Большое число вариантов легенды в византийских сказаниях (а отсюда — в древнерусских) показывает огромное её распространение в фольклоре. Тут и кузнец, ковавший гвозди для Христа и обречённый вечно ковать их, и Иуда Искариот, осуждённый на вечное скитание; многие из преданий о загробных муках относятся к тому же типу.
Нелишне заметить, что в образе Wandering Jew («странствующего жида»), где акцент перемещен с личного бессмертия на вечное странствие, немалую роль играет представление о евреях как о народе-кочевнике, изначально более склонном к странствиям, чем к «сидению на земле». Ведь и праотец Авраам получил в вечное наследие землю Ханаанскую, чтобы «ходить по ней», а отнюдь не сидеть на месте. Мидраш Раба также содержит легенду о том, что Авраам после смерти Сары был еще молод, полон сил и женился на женщине по имени Кетура, намереваясь жить вечно. Господь пообещал великому праведнику, что законы природы не будут иметь над ним власти и умрет он, только если сам о том попросит. Авраам и Кетура вырастили многочисленных детей, ставших главами племен. И вот однажды им пришлось принимать у себя за столом старика, который не мог удержать в руках ложку. Узнав, что тот старше его всего на несколько лет, Авраам обратился к Творцу с молитвой о скорой смерти, «пока не стал он обузой для самого себя и своих близких», и был послан к нему Ангел-избавитель.
Сходный мотив встречается и в арабских преданиях о Самири, сотворившем золотого тельца (Коран, XX, 89) и в тюркских сказаниях о Джидай-Хане (сообщено Г. Н. Потаниным). Сюда же можно добавить также талмудическую историю о городе Луз, жители которого никогда не умирали. Когда кому-то из них надоедало жить, он вынужден был покинуть пределы городской черты.
Как первое задокументированное свидетельство мифа об Агасфере можно трактовать рассказ из сборника VI века «Лей-монарьон» Иоанна Мошаса повествующий о том, как один странствующий монах случайно встретил изможденного, оборванного эфиопа.
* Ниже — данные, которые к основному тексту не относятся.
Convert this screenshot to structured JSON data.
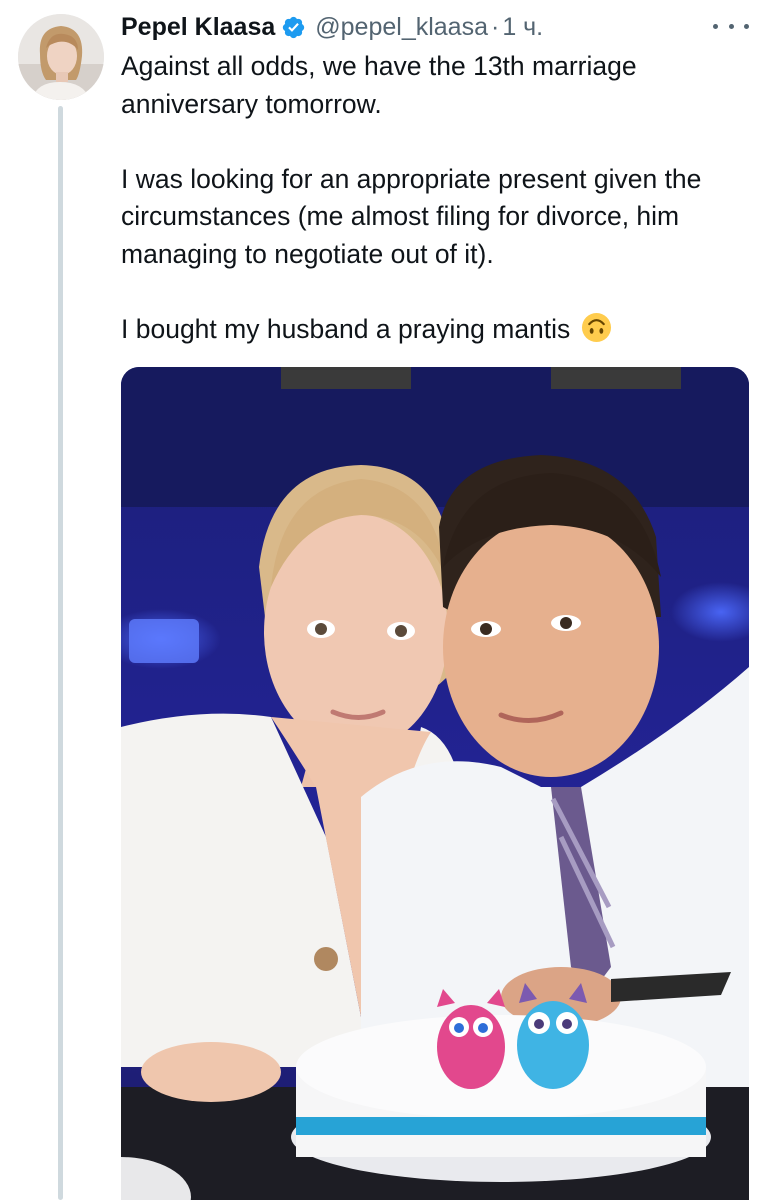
{
  "author": {
    "display_name": "Pepel Klaasa",
    "handle": "@pepel_klaasa",
    "separator": "·",
    "time": "1 ч."
  },
  "tweet": {
    "paragraphs": [
      "Against all odds, we have the 13th marriage anniversary tomorrow.",
      "I was looking for an appropriate present given the circumstances (me almost filing for divorce, him managing to negotiate out of it).",
      "I bought my husband a praying mantis"
    ],
    "emoji": "upside-down-face"
  },
  "icons": {
    "verified": "verified-badge-icon",
    "more": "more-options-icon"
  },
  "colors": {
    "verified_blue": "#1d9bf0",
    "secondary_text": "#536471",
    "thread_line": "#cfd9de"
  }
}
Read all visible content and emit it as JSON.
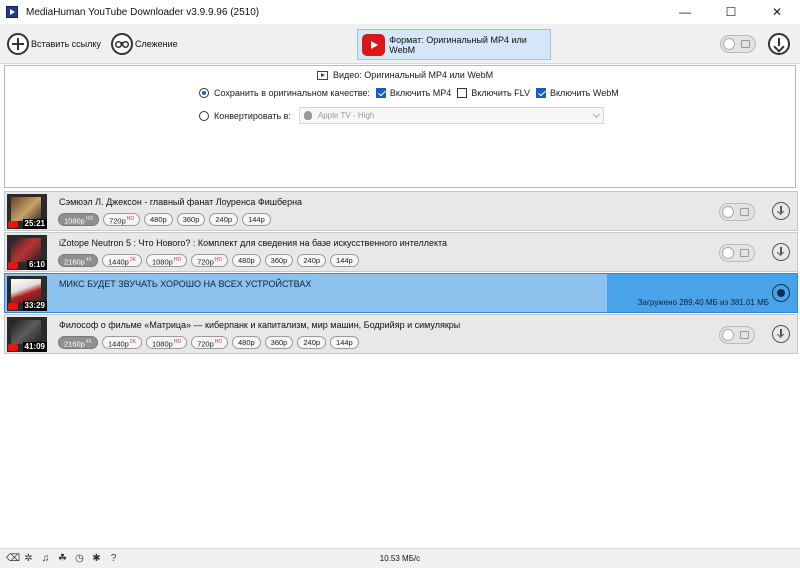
{
  "window": {
    "title": "MediaHuman YouTube Downloader v3.9.9.96 (2510)",
    "minimize": "—",
    "maximize": "☐",
    "close": "✕"
  },
  "toolbar": {
    "paste_label": "Вставить ссылку",
    "tracking_label": "Слежение",
    "format_label": "Формат: Оригинальный MP4 или WebM"
  },
  "settings": {
    "title": "Видео: Оригинальный MP4 или WebM",
    "keep_original_label": "Сохранить в оригинальном качестве:",
    "include_mp4": "Включить MP4",
    "include_flv": "Включить FLV",
    "include_webm": "Включить WebM",
    "convert_label": "Конвертировать в:",
    "convert_value": "Apple TV - High"
  },
  "items": [
    {
      "title": "Сэмюэл Л. Джексон - главный фанат Лоуренса Фишберна",
      "duration": "25:21",
      "chips": [
        {
          "label": "1080p",
          "badge": "HD",
          "selected": true
        },
        {
          "label": "720p",
          "badge": "HD",
          "selected": false
        },
        {
          "label": "480p",
          "badge": "",
          "selected": false
        },
        {
          "label": "360p",
          "badge": "",
          "selected": false
        },
        {
          "label": "240p",
          "badge": "",
          "selected": false
        },
        {
          "label": "144p",
          "badge": "",
          "selected": false
        }
      ]
    },
    {
      "title": "iZotope Neutron 5 : Что Нового? : Комплект для сведения на базе искусственного интеллекта",
      "duration": "6:10",
      "chips": [
        {
          "label": "2160p",
          "badge": "4K",
          "selected": true
        },
        {
          "label": "1440p",
          "badge": "2K",
          "selected": false
        },
        {
          "label": "1080p",
          "badge": "HD",
          "selected": false
        },
        {
          "label": "720p",
          "badge": "HD",
          "selected": false
        },
        {
          "label": "480p",
          "badge": "",
          "selected": false
        },
        {
          "label": "360p",
          "badge": "",
          "selected": false
        },
        {
          "label": "240p",
          "badge": "",
          "selected": false
        },
        {
          "label": "144p",
          "badge": "",
          "selected": false
        }
      ]
    },
    {
      "title": "МИКС БУДЕТ ЗВУЧАТЬ ХОРОШО НА ВСЕХ УСТРОЙСТВАХ",
      "duration": "33:29",
      "progress": 0.7595,
      "status": "Загружено 289.40 МБ из 381.01 МБ"
    },
    {
      "title": "Философ о фильме «Матрица» — киберпанк и капитализм, мир машин, Бодрийяр и симулякры",
      "duration": "41:09",
      "chips": [
        {
          "label": "2160p",
          "badge": "4K",
          "selected": true
        },
        {
          "label": "1440p",
          "badge": "2K",
          "selected": false
        },
        {
          "label": "1080p",
          "badge": "HD",
          "selected": false
        },
        {
          "label": "720p",
          "badge": "HD",
          "selected": false
        },
        {
          "label": "480p",
          "badge": "",
          "selected": false
        },
        {
          "label": "360p",
          "badge": "",
          "selected": false
        },
        {
          "label": "240p",
          "badge": "",
          "selected": false
        },
        {
          "label": "144p",
          "badge": "",
          "selected": false
        }
      ]
    }
  ],
  "statusbar": {
    "speed": "10.53 МБ/с",
    "icons": [
      "broom-icon",
      "gear-icon",
      "music-icon",
      "bird-icon",
      "clock-icon",
      "bug-icon",
      "help-icon"
    ]
  },
  "colors": {
    "accent": "#4aa3e8",
    "progress": "#8cc2ee",
    "youtube": "#d81818"
  }
}
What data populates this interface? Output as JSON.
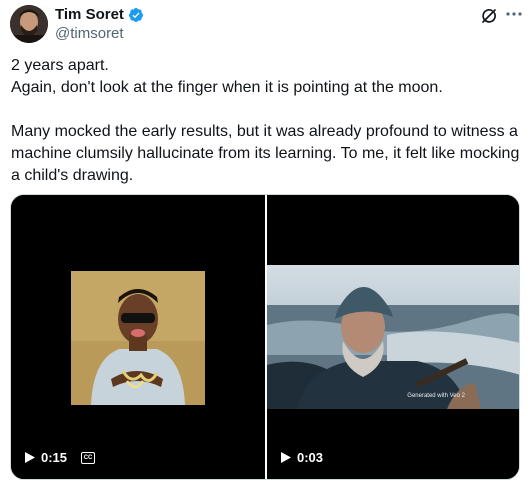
{
  "author": {
    "name": "Tim Soret",
    "handle": "@timsoret",
    "verified_color": "#1d9bf0"
  },
  "icons": {
    "verified": "verified-badge-icon",
    "grok": "grok-icon",
    "more": "more-options-icon",
    "play": "play-icon",
    "captions": "captions-icon"
  },
  "tweet": {
    "paragraph_1": "2 years apart.\nAgain, don't look at the finger when it is pointing at the moon.",
    "paragraph_2": "Many mocked the early results, but it was already profound to witness a machine clumsily hallucinate from its learning. To me, it felt like mocking a child's drawing."
  },
  "media": {
    "video_left": {
      "duration": "0:15",
      "captions_label": "CC"
    },
    "video_right": {
      "duration": "0:03",
      "watermark": "Generated with Veo 2"
    }
  }
}
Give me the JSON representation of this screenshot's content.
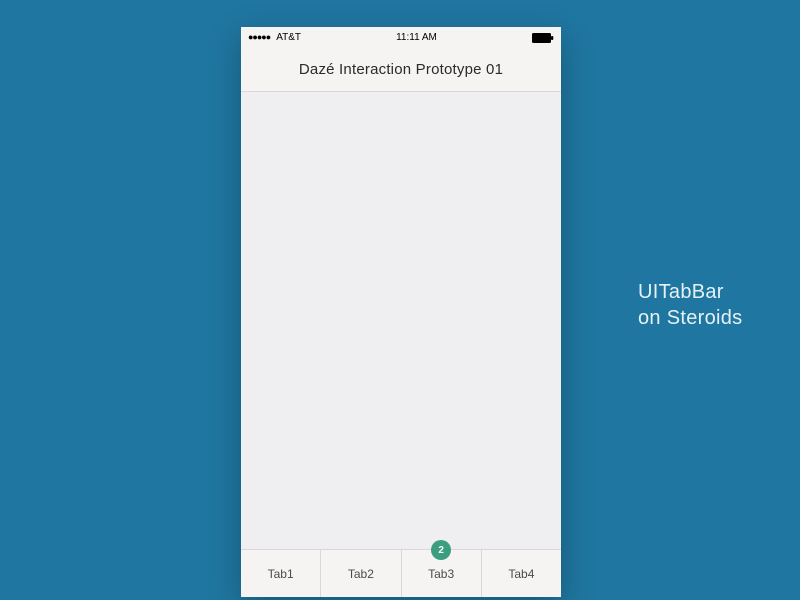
{
  "status_bar": {
    "carrier": "AT&T",
    "time": "11:11 AM"
  },
  "nav": {
    "title": "Dazé Interaction Prototype 01"
  },
  "tabs": [
    {
      "label": "Tab1",
      "badge": null
    },
    {
      "label": "Tab2",
      "badge": null
    },
    {
      "label": "Tab3",
      "badge": "2"
    },
    {
      "label": "Tab4",
      "badge": null
    }
  ],
  "caption": {
    "line1": "UITabBar",
    "line2": "on Steroids"
  }
}
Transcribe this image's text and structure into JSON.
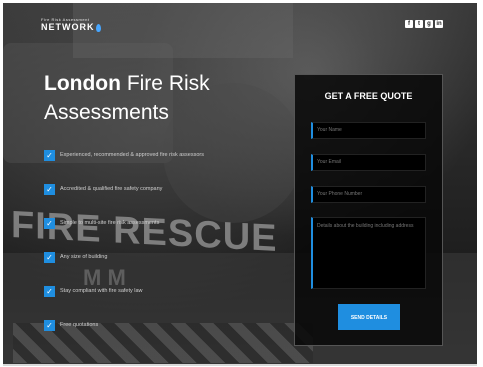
{
  "brand": {
    "tagline": "Fire Risk Assessment",
    "name": "NETWORK"
  },
  "social": [
    "f",
    "t",
    "g",
    "in"
  ],
  "hero": {
    "title_bold": "London",
    "title_rest": "Fire Risk",
    "title_line2": "Assessments"
  },
  "features": [
    "Experienced, recommended & approved fire risk assessors",
    "Accredited & qualified fire safety company",
    "Simple to multi-site fire risk assessments",
    "Any size of building",
    "Stay compliant with fire safety law",
    "Free quotations"
  ],
  "background": {
    "vehicle_text": "FIRE RESCUE"
  },
  "quote_form": {
    "heading": "GET A FREE QUOTE",
    "name_placeholder": "Your Name",
    "email_placeholder": "Your Email",
    "phone_placeholder": "Your Phone Number",
    "details_placeholder": "Details about the building including address",
    "submit_label": "SEND DETAILS"
  },
  "colors": {
    "accent": "#1f8ee0",
    "form_bg": "#080808"
  }
}
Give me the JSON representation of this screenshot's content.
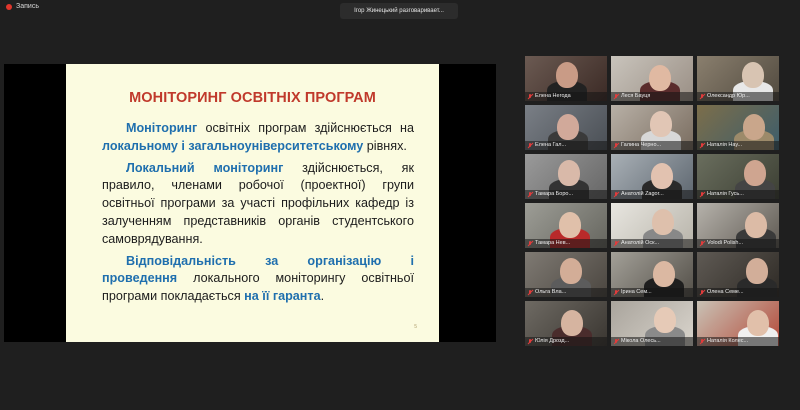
{
  "recording": {
    "label": "Запись",
    "color": "#e0362c"
  },
  "active_speaker": {
    "text": "Ігор Жинецький разговаривает..."
  },
  "slide": {
    "title": "МОНІТОРИНГ ОСВІТНІХ ПРОГРАМ",
    "p1": {
      "a": "Моніторинг",
      "b": " освітніх програм здійснюється на ",
      "c": "локальному і загальноуніверситетському",
      "d": " рівнях."
    },
    "p2": {
      "a": "Локальний моніторинг",
      "b": " здійснюється, як правило, членами робочої (проектної) групи освітньої програми за участі профільних кафедр із залученням представників органів студентського самоврядування."
    },
    "p3": {
      "a": "Відповідальність за організацію і проведення",
      "b": " локального моніторингу освітньої програми покладається ",
      "c": "на її гаранта",
      "d": "."
    },
    "page_number": "5",
    "title_color": "#c0392b",
    "highlight_color": "#1f6fae"
  },
  "participants": [
    {
      "name": "Елена Негода",
      "muted": true,
      "icon": "mic-off-icon"
    },
    {
      "name": "Леся Бауця",
      "muted": true,
      "icon": "mic-off-icon"
    },
    {
      "name": "Олександр Юр...",
      "muted": true,
      "icon": "mic-off-icon"
    },
    {
      "name": "Елена Гал...",
      "muted": true,
      "icon": "mic-off-icon"
    },
    {
      "name": "Галина Черно...",
      "muted": true,
      "icon": "mic-off-icon"
    },
    {
      "name": "Наталія Нау...",
      "muted": true,
      "icon": "mic-off-icon"
    },
    {
      "name": "Тамара Боро...",
      "muted": true,
      "icon": "mic-off-icon"
    },
    {
      "name": "Анатолій Zagor...",
      "muted": true,
      "icon": "mic-off-icon"
    },
    {
      "name": "Наталія Гусь...",
      "muted": true,
      "icon": "mic-off-icon"
    },
    {
      "name": "Тамара Нев...",
      "muted": true,
      "icon": "mic-off-icon"
    },
    {
      "name": "Анатолій Оск...",
      "muted": true,
      "icon": "mic-off-icon"
    },
    {
      "name": "Volodi Polish...",
      "muted": true,
      "icon": "mic-off-icon"
    },
    {
      "name": "Ольга Вла...",
      "muted": true,
      "icon": "mic-off-icon"
    },
    {
      "name": "Ірина Сем...",
      "muted": true,
      "icon": "mic-off-icon"
    },
    {
      "name": "Олена Семе...",
      "muted": true,
      "icon": "mic-off-icon"
    },
    {
      "name": "Юлія Дрозд...",
      "muted": true,
      "icon": "mic-off-icon"
    },
    {
      "name": "Мікола Олесь...",
      "muted": true,
      "icon": "mic-off-icon"
    },
    {
      "name": "Наталія Колес...",
      "muted": true,
      "icon": "mic-off-icon"
    }
  ]
}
Странный путник сказал, что он тот, кто «Творца мира, Господа нашего Иисуса Христа, идущего на казнь, ударил по лицу».
В Европе первые дошедшие до нас варианты изложенной в начале статьи легенды относятся к довольно позднему времени — к XIII веку. Судя по тому, что подобные легенды отчасти включены в путешествия к святым местам, можно было бы думать, что они заимствованы из византийских и восточных источников, но можно допустить, что они возникли и самостоятельно, так как месть являлась общераспространённым обычаем.
Итальянская версия, где герой называется Buttadeo или Bottadio («ударивший бога»), не носит на себе заметных следов заимствований с Востока; в итальянском фольклоре герой — личность, которая уже утратила следы своего преступления; это просто добрый волшебник, дающий добрые советы и выручающий из беды. Итальянский астролог Гвидо Бонатти сообщает, что в 1267 г. проследовал на поклонение в монастырь св. Якова современник земной жизни Спасителя, звавшийся Иоанном Буттадейом (Joannes Buttadeus), который получил свое прозвище вследствие того, что нанес удар Спасителю, во время Его шествия на Голгофу (buttare — бить, ударять; deus — Бог). И. Христос сказал этому Иоанну: «Ты дождешься моего возвращения», и последний принужден странствовать до второго Пришествия. В бретонских народных преданиях поныне уцелела форма Boudedeo, как прозвище ВЖ.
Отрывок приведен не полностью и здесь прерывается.